Wednesday 30 November 2022

‘Half of councils lack the capacity to monitor compliance with planning enforcement’

The finding comes from a Royal Town Planning Institute (RTPI) survey into the scale and nature of resourcing challenges faced by council enforcement teams. 
The RTPI collected responses from 133 enforcement officers representing approximately one third of local authorities in England.  
It reported that, “while 50 per cent of survey respondents answered their local authority did monitor compliance of conditions, almost all of the interviewees reported difficulties in doing this”.   
It concluded: ”[Authorities] are now largely reactive, relying on members of the public to alert them to non-compliance”.  
“Many councils experience people repeatedly carrying out serious unauthorised development, but these cases are dissimilar and warrant different responses. Lack of resourcing inhibits local authorities from taking direct action, unless there is a political will, and a central government pot of money is widely supported as a means to resolve this”. 
The RTPI survey found that funding and staffing were two of the biggest issues facing councils. The RTPI found 80 per cent of respondents reported not having enough enforcement officers to carry out their workload, 89 per cent said their councils currently experienced a backlog of enforcement cases, and 70 per cent that their authority struggled to recruit enforcement officers in the past five years. 

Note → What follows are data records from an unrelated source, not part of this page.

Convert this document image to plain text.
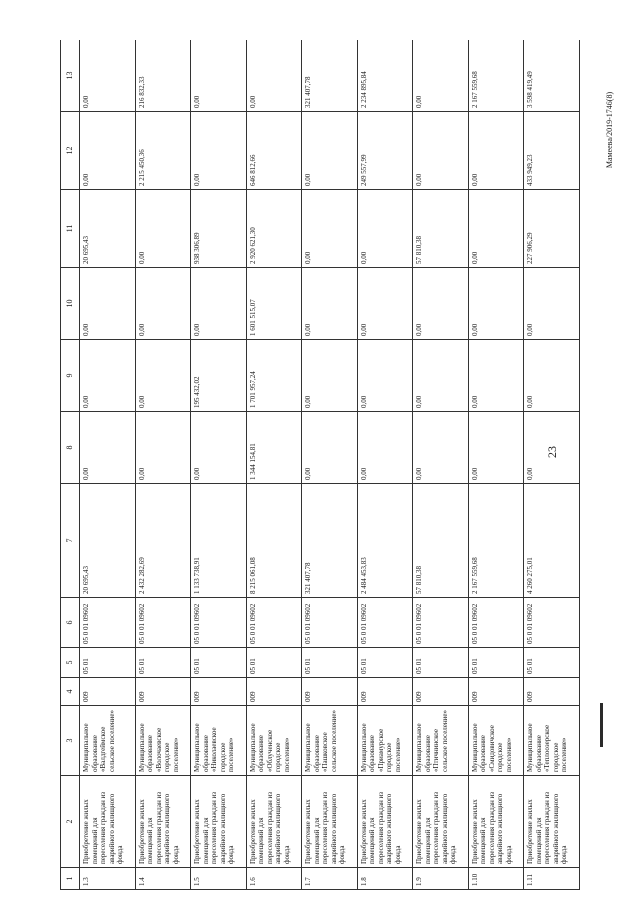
23
1	2	3	4	5	6	7	8	9	10	11	12	13
1.3	Приобретение жилых помещений для переселения граждан из аварийного жилищного фонда	Муниципальное образование «Валдгеймское сельское поселение»	009	05 01	05 0 01 09602	20 695,43	0,00	0,00	0,00	20 695,43	0,00	0,00
1.4	Приобретение жилых помещений для переселения граждан из аварийного жилищного фонда	Муниципальное образование «Волочаевское городское поселение»	009	05 01	05 0 01 09602	2 432 282,69	0,00	0,00	0,00	0,00	2 215 450,36	216 832,33
1.5	Приобретение жилых помещений для переселения граждан из аварийного жилищного фонда	Муниципальное образование «Николаевское городское поселение»	009	05 01	05 0 01 09602	1 133 738,91	0,00	195 432,02	0,00	938 306,89	0,00	0,00
1.6	Приобретение жилых помещений для переселения граждан из аварийного жилищного фонда	Муниципальное образование «Облученское городское поселение»	009	05 01	05 0 01 09602	8 215 061,08	1 344 154,81	1 701 957,24	1 601 515,07	2 920 621,30	646 812,66	0,00
1.7	Приобретение жилых помещений для переселения граждан из аварийного жилищного фонда	Муниципальное образование «Пашковское сельское поселение»	009	05 01	05 0 01 09602	321 407,78	0,00	0,00	0,00	0,00	0,00	321 407,78
1.8	Приобретение жилых помещений для переселения граждан из аварийного жилищного фонда	Муниципальное образование «Приамурское городское поселение»	009	05 01	05 0 01 09602	2 484 453,83	0,00	0,00	0,00	0,00	249 557,99	2 234 895,84
1.9	Приобретение жилых помещений для переселения граждан из аварийного жилищного фонда	Муниципальное образование «Птичнинское сельское поселение»	009	05 01	05 0 01 09602	57 810,38	0,00	0,00	0,00	57 810,38	0,00	0,00
1.10	Приобретение жилых помещений для переселения граждан из аварийного жилищного фонда	Муниципальное образование «Смидовичское городское поселение»	009	05 01	05 0 01 09602	2 167 559,68	0,00	0,00	0,00	0,00	0,00	2 167 559,68
1.11	Приобретение жилых помещений для переселения граждан из аварийного жилищного фонда	Муниципальное образование «Теплоозерское городское поселение»	009	05 01	05 0 01 09602	4 260 275,01	0,00	0,00	0,00	227 906,29	433 949,23	3 598 419,49
Мамеева/2019-1746(8)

The results chime with data Planning collected as part of our research into the 50 biggest planning authorities, when we found a 12.2 per cent median drop in the number of enforcement notices issued in the two years to March 2022 compared to the two previous years. 
This problem came to a head in Gloucester this week with reports that the city council has 38 ongoing cases and no dedicated enforcement officers. 
The report’s author, Madeleine Bauer, said: “Long term under-resourcing combined with the accumulation of cases during the pandemic has resulted in backlogs and low staff morale.  “Moreover, the lack of resources both within enforcement teams as well as in the appeals system and the courts systems is responsible for large delays within the system. 
“The service provided to the public has significantly deteriorated”. 
Bauer added: “This undermines the planning system as a whole and negatively affects members of the public who rely on its integrity.”